Des conducteurs piégés par leur propre calcul
Mais il apparaît aussi que beaucoup d’amendes sont le fait de mauvais calculs de la part des automobilistes. En effet, nombre d’entre eux ajustent volontairement leur vitesse à la marge de tolérance, croyant éviter la sanction. Mais pas de chance, avec les niveaux de précision des nouveaux appareils, toute approximation est plus que risquée.
Un effet tangible ?
Cela dit, les chiffres de la sécurité routière semblent montrer que ces politiques semblent produire leurs effets. En 2024, 470 personnes ont perdu la vie sur les routes belges, le plus bas niveau jamais enregistré. Un chiffre encourageant alors que le pays vise l’objectif « zéro mort en 2050 ».
Mais la répression seule ne suffira pas.
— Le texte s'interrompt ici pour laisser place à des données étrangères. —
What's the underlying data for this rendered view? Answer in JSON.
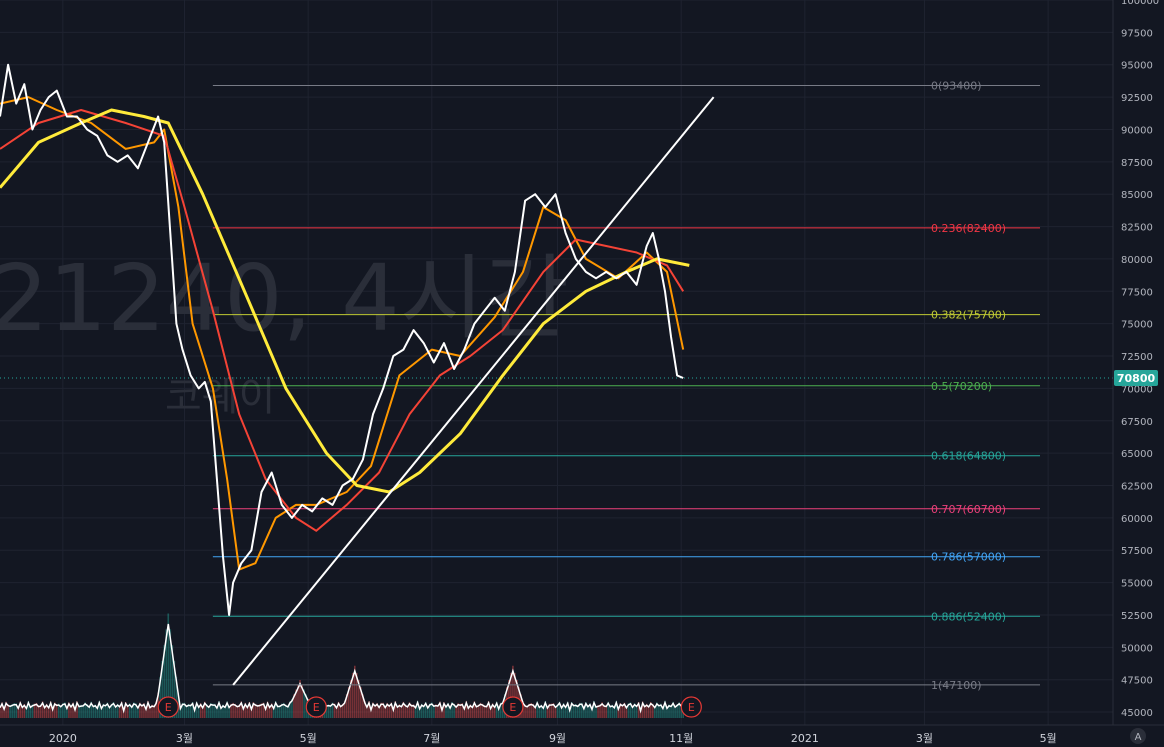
{
  "watermark": {
    "main": "21240, 4시간",
    "sub": "코웨이"
  },
  "price_tag": {
    "value": "70800",
    "color": "#26a69a"
  },
  "corner_button": "A",
  "earnings_marker": "E",
  "colors": {
    "background": "#131722",
    "grid": "#2a2e39",
    "price_line": "#ffffff",
    "ma_short": "#ff9800",
    "ma_mid": "#f44336",
    "ma_long": "#ffeb3b",
    "trendline": "#ffffff",
    "volume_up": "#ef5350",
    "volume_down": "#26a69a"
  },
  "chart_data": {
    "type": "line",
    "ylim": [
      44000,
      100000
    ],
    "y_ticks": [
      45000,
      47500,
      50000,
      52500,
      55000,
      57500,
      60000,
      62500,
      65000,
      67500,
      70000,
      72500,
      75000,
      77500,
      80000,
      82500,
      85000,
      87500,
      90000,
      92500,
      95000,
      97500,
      100000
    ],
    "x_axis_labels": [
      "2020",
      "3월",
      "5월",
      "7월",
      "9월",
      "11월",
      "2021",
      "3월",
      "5월"
    ],
    "x_axis_dates": [
      "2020-01-01",
      "2020-03-01",
      "2020-05-01",
      "2020-07-01",
      "2020-09-01",
      "2020-11-01",
      "2021-01-01",
      "2021-03-01",
      "2021-05-01"
    ],
    "x_range": [
      "2019-12-01",
      "2021-06-02"
    ],
    "grid": true,
    "series": [
      {
        "role": "price",
        "color": "#ffffff",
        "points": [
          [
            "2019-12-01",
            91000
          ],
          [
            "2019-12-05",
            95000
          ],
          [
            "2019-12-09",
            92000
          ],
          [
            "2019-12-13",
            93500
          ],
          [
            "2019-12-17",
            90000
          ],
          [
            "2019-12-21",
            91500
          ],
          [
            "2019-12-25",
            92500
          ],
          [
            "2019-12-29",
            93000
          ],
          [
            "2020-01-03",
            91000
          ],
          [
            "2020-01-08",
            91000
          ],
          [
            "2020-01-13",
            90000
          ],
          [
            "2020-01-18",
            89500
          ],
          [
            "2020-01-23",
            88000
          ],
          [
            "2020-01-28",
            87500
          ],
          [
            "2020-02-02",
            88000
          ],
          [
            "2020-02-07",
            87000
          ],
          [
            "2020-02-12",
            89000
          ],
          [
            "2020-02-17",
            91000
          ],
          [
            "2020-02-20",
            89000
          ],
          [
            "2020-02-23",
            82000
          ],
          [
            "2020-02-26",
            75000
          ],
          [
            "2020-02-29",
            73000
          ],
          [
            "2020-03-04",
            71000
          ],
          [
            "2020-03-08",
            70000
          ],
          [
            "2020-03-11",
            70500
          ],
          [
            "2020-03-14",
            69000
          ],
          [
            "2020-03-17",
            63000
          ],
          [
            "2020-03-20",
            57000
          ],
          [
            "2020-03-23",
            52500
          ],
          [
            "2020-03-25",
            55000
          ],
          [
            "2020-03-29",
            56500
          ],
          [
            "2020-04-03",
            57500
          ],
          [
            "2020-04-08",
            62000
          ],
          [
            "2020-04-13",
            63500
          ],
          [
            "2020-04-18",
            61000
          ],
          [
            "2020-04-23",
            60000
          ],
          [
            "2020-04-28",
            61000
          ],
          [
            "2020-05-03",
            60500
          ],
          [
            "2020-05-08",
            61500
          ],
          [
            "2020-05-13",
            61000
          ],
          [
            "2020-05-18",
            62500
          ],
          [
            "2020-05-23",
            63000
          ],
          [
            "2020-05-28",
            64500
          ],
          [
            "2020-06-02",
            68000
          ],
          [
            "2020-06-07",
            70000
          ],
          [
            "2020-06-12",
            72500
          ],
          [
            "2020-06-17",
            73000
          ],
          [
            "2020-06-22",
            74500
          ],
          [
            "2020-06-27",
            73500
          ],
          [
            "2020-07-02",
            72000
          ],
          [
            "2020-07-07",
            73500
          ],
          [
            "2020-07-12",
            71500
          ],
          [
            "2020-07-17",
            73000
          ],
          [
            "2020-07-22",
            75000
          ],
          [
            "2020-07-27",
            76000
          ],
          [
            "2020-08-01",
            77000
          ],
          [
            "2020-08-06",
            76000
          ],
          [
            "2020-08-11",
            79000
          ],
          [
            "2020-08-16",
            84500
          ],
          [
            "2020-08-21",
            85000
          ],
          [
            "2020-08-26",
            84000
          ],
          [
            "2020-08-31",
            85000
          ],
          [
            "2020-09-05",
            82000
          ],
          [
            "2020-09-10",
            80000
          ],
          [
            "2020-09-15",
            79000
          ],
          [
            "2020-09-20",
            78500
          ],
          [
            "2020-09-25",
            79000
          ],
          [
            "2020-09-30",
            78500
          ],
          [
            "2020-10-05",
            79000
          ],
          [
            "2020-10-10",
            78000
          ],
          [
            "2020-10-15",
            81000
          ],
          [
            "2020-10-18",
            82000
          ],
          [
            "2020-10-21",
            80000
          ],
          [
            "2020-10-24",
            77500
          ],
          [
            "2020-10-27",
            74000
          ],
          [
            "2020-10-30",
            71000
          ],
          [
            "2020-11-02",
            70800
          ]
        ]
      },
      {
        "role": "moving-average-short",
        "color": "#ff9800",
        "points": [
          [
            "2019-12-01",
            92000
          ],
          [
            "2019-12-15",
            92500
          ],
          [
            "2019-12-29",
            91500
          ],
          [
            "2020-01-15",
            90500
          ],
          [
            "2020-02-01",
            88500
          ],
          [
            "2020-02-15",
            89000
          ],
          [
            "2020-02-20",
            90000
          ],
          [
            "2020-02-27",
            84000
          ],
          [
            "2020-03-05",
            75000
          ],
          [
            "2020-03-15",
            70000
          ],
          [
            "2020-03-22",
            63000
          ],
          [
            "2020-03-28",
            56000
          ],
          [
            "2020-04-05",
            56500
          ],
          [
            "2020-04-15",
            60000
          ],
          [
            "2020-04-25",
            61000
          ],
          [
            "2020-05-05",
            61000
          ],
          [
            "2020-05-20",
            62000
          ],
          [
            "2020-06-01",
            64000
          ],
          [
            "2020-06-15",
            71000
          ],
          [
            "2020-07-01",
            73000
          ],
          [
            "2020-07-15",
            72500
          ],
          [
            "2020-08-01",
            75500
          ],
          [
            "2020-08-15",
            79000
          ],
          [
            "2020-08-25",
            84000
          ],
          [
            "2020-09-05",
            83000
          ],
          [
            "2020-09-15",
            80000
          ],
          [
            "2020-10-01",
            78500
          ],
          [
            "2020-10-15",
            80500
          ],
          [
            "2020-10-25",
            79000
          ],
          [
            "2020-11-02",
            73000
          ]
        ]
      },
      {
        "role": "moving-average-mid",
        "color": "#f44336",
        "points": [
          [
            "2019-12-01",
            88500
          ],
          [
            "2019-12-20",
            90500
          ],
          [
            "2020-01-10",
            91500
          ],
          [
            "2020-02-01",
            90500
          ],
          [
            "2020-02-20",
            89500
          ],
          [
            "2020-03-01",
            84000
          ],
          [
            "2020-03-15",
            76000
          ],
          [
            "2020-03-28",
            68000
          ],
          [
            "2020-04-10",
            63000
          ],
          [
            "2020-04-25",
            60000
          ],
          [
            "2020-05-05",
            59000
          ],
          [
            "2020-05-20",
            61000
          ],
          [
            "2020-06-05",
            63500
          ],
          [
            "2020-06-20",
            68000
          ],
          [
            "2020-07-05",
            71000
          ],
          [
            "2020-07-20",
            72500
          ],
          [
            "2020-08-05",
            74500
          ],
          [
            "2020-08-25",
            79000
          ],
          [
            "2020-09-10",
            81500
          ],
          [
            "2020-09-25",
            81000
          ],
          [
            "2020-10-10",
            80500
          ],
          [
            "2020-10-25",
            79500
          ],
          [
            "2020-11-02",
            77500
          ]
        ]
      },
      {
        "role": "moving-average-long",
        "color": "#ffeb3b",
        "points": [
          [
            "2019-12-01",
            85500
          ],
          [
            "2019-12-20",
            89000
          ],
          [
            "2020-01-10",
            90500
          ],
          [
            "2020-01-25",
            91500
          ],
          [
            "2020-02-10",
            91000
          ],
          [
            "2020-02-22",
            90500
          ],
          [
            "2020-03-10",
            85000
          ],
          [
            "2020-04-01",
            77000
          ],
          [
            "2020-04-20",
            70000
          ],
          [
            "2020-05-10",
            65000
          ],
          [
            "2020-05-25",
            62500
          ],
          [
            "2020-06-10",
            62000
          ],
          [
            "2020-06-25",
            63500
          ],
          [
            "2020-07-15",
            66500
          ],
          [
            "2020-08-05",
            71000
          ],
          [
            "2020-08-25",
            75000
          ],
          [
            "2020-09-15",
            77500
          ],
          [
            "2020-10-05",
            79000
          ],
          [
            "2020-10-20",
            80000
          ],
          [
            "2020-11-05",
            79500
          ]
        ]
      }
    ],
    "trendline": {
      "from": [
        "2020-03-25",
        47100
      ],
      "to": [
        "2020-11-17",
        92500
      ]
    },
    "fib_levels": [
      {
        "label": "0(93400)",
        "value": 93400,
        "color": "#787b86",
        "from": "2020-03-15"
      },
      {
        "label": "0.236(82400)",
        "value": 82400,
        "color": "#f23645",
        "from": "2020-03-15"
      },
      {
        "label": "0.382(75700)",
        "value": 75700,
        "color": "#c0ca33",
        "from": "2020-03-15"
      },
      {
        "label": "0.5(70200)",
        "value": 70200,
        "color": "#4caf50",
        "from": "2020-03-15"
      },
      {
        "label": "0.618(64800)",
        "value": 64800,
        "color": "#26a69a",
        "from": "2020-03-15"
      },
      {
        "label": "0.707(60700)",
        "value": 60700,
        "color": "#ec407a",
        "from": "2020-03-15"
      },
      {
        "label": "0.786(57000)",
        "value": 57000,
        "color": "#42a5f5",
        "from": "2020-03-15"
      },
      {
        "label": "0.886(52400)",
        "value": 52400,
        "color": "#26a69a",
        "from": "2020-03-15"
      },
      {
        "label": "1(47100)",
        "value": 47100,
        "color": "#787b86",
        "from": "2020-03-15"
      }
    ],
    "last_price_line": {
      "value": 70800,
      "color": "#26a69a"
    },
    "volume": {
      "spikes": [
        {
          "date": "2020-02-22",
          "value": 1.0
        },
        {
          "date": "2020-04-27",
          "value": 0.3
        },
        {
          "date": "2020-05-24",
          "value": 0.45
        },
        {
          "date": "2020-08-10",
          "value": 0.45
        }
      ],
      "up_color": "#ef5350",
      "down_color": "#26a69a"
    },
    "earnings_dates": [
      "2020-02-22",
      "2020-05-05",
      "2020-08-10",
      "2020-11-06"
    ]
  }
}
Des infrastructures mieux conçues, une sensibilisation renforcée et un meilleur suivi des récidivistes sont essentiels pour aller plus loin. Les autorités ont en outre encore des leviers à actionner et notamment trouver une meilleure coordination entre les différentes autorités : un conducteur multipliant les petits excès échappe encore souvent à toute véritable sanction. Le gouvernement a prévu d’y remédier avec la création d’une base de données centralisée des récidivistes afin de croiser les informations issues des différentes autorités.
Moins de distractions aussi
Si les excès de vitesse monopolisent le gros du chiffre des amendes, d’autres comportements ont toutefois évolué. Moins de conducteurs sont surpris au téléphone ou sans ceinture de sécurité. En revanche, les franchissements de feux rouges augmentent, tout comme les tests positifs à la drogue au volant. L’alcool, lui, reste stable et toujours préoccupant avec plus de 46.000 infractions recensées.